The platform also features half a million business accounts and attracts 2.5 bn page views a month. A recent round of investment valued it at $3.8bn.

And the revenue of this dream site?

£0. Yes, that’s $0 if you’re from Wyoming. (Or €0 if you live in Rome.) 

Social media, in its most organic state, draws a lot of strength from discovery, as a filter, curated by like-minded people. Many people use Twitter in this way, as a news aggregator.

And Pinterest offers the same neatly segmented library, whether you want to view anything from patterned blinds to paella recipes. And all wrapped in an eye-catching user-friendly visual experience.

The social web is full of startups that win gold for facilitating discovery or appreciation, but come last when it comes to generating a sustainable business model.

Take Spotify (valued at $3bn and made a $78m loss in 2012) or Tumblr (acquired by Yahoo, made $13m in revenue but had $25m in operational costs in 2012).

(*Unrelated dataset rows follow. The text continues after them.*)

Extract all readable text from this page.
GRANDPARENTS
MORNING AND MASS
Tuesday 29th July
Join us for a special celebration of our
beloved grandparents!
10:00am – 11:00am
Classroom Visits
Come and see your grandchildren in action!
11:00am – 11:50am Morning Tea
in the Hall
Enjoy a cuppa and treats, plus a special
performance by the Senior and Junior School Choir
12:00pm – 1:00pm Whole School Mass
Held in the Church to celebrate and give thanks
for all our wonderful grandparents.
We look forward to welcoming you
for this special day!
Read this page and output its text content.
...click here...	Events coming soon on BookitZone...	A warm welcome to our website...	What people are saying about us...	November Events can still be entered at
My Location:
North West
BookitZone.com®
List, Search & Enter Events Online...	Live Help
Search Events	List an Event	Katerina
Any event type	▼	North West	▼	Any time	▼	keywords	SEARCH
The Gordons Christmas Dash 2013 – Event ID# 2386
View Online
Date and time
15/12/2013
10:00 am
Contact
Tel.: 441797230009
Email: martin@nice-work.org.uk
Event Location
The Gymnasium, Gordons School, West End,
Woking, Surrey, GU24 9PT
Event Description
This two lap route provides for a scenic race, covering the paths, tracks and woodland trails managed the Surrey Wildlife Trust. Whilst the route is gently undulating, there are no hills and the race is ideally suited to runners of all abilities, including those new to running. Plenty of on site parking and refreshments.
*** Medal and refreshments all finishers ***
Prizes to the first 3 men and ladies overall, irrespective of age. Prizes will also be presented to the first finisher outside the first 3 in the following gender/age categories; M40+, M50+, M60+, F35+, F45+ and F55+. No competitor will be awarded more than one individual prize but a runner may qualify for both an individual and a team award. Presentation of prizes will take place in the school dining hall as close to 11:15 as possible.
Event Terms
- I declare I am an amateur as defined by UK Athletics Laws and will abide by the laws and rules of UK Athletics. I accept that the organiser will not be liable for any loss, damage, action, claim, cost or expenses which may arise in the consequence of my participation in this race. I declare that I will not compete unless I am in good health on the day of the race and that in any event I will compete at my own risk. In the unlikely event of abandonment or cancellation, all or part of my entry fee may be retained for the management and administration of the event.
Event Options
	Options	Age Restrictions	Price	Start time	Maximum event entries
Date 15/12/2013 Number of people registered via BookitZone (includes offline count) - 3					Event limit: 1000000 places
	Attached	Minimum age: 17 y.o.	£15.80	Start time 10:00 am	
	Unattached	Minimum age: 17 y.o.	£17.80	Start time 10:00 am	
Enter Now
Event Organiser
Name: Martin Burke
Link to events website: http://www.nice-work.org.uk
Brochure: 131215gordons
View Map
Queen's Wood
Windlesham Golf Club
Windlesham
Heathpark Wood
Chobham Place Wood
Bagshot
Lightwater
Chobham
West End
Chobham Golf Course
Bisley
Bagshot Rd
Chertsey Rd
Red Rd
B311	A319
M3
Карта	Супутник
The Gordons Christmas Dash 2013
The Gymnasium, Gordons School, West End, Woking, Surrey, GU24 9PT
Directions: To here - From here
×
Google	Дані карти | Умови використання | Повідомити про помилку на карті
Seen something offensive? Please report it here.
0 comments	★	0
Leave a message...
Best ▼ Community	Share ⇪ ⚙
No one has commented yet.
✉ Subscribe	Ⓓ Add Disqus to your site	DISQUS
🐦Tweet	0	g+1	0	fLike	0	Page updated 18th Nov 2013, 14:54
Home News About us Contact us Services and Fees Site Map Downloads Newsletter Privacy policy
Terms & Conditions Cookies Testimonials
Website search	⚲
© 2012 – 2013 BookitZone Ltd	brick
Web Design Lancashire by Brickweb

Yelp and Fab.com are two more, Twitter too to some extent although the commercial imperatives are kicking in.(There’s a great breakdown here from Time magazine with more examples). 

Social media’s raison d’etre has always revolved around community, connection and discovery. Do these principles, and consumer behaviours and expectations in social spaces, automatically need to be at odds with commercialism?

Newsfeed ads on Facebook were, and probably remain, unpopular, but they’re still there. And the share price has done relatively well lately.

Some of the purists hold firm to a utopian social mantra, like Pinterest CEO Ben Silbermann who said in September

Nobody’s paying for anything yet. We want to see how things go and, more than anything, hear what you think. 

I wonder what he’ll say when his earn-out is linked to share price after Pinterest is acquired? I don’t think purist social media principles need to be uncommercial by nature.

Ultimately, every audience will be prepared to put up with some commercial messaging, if it is thoughtfully implemented and doesn’t significantly impair the site’s appeal or user experience.

So how do you achieve this?  The first step has to be to ask the audience.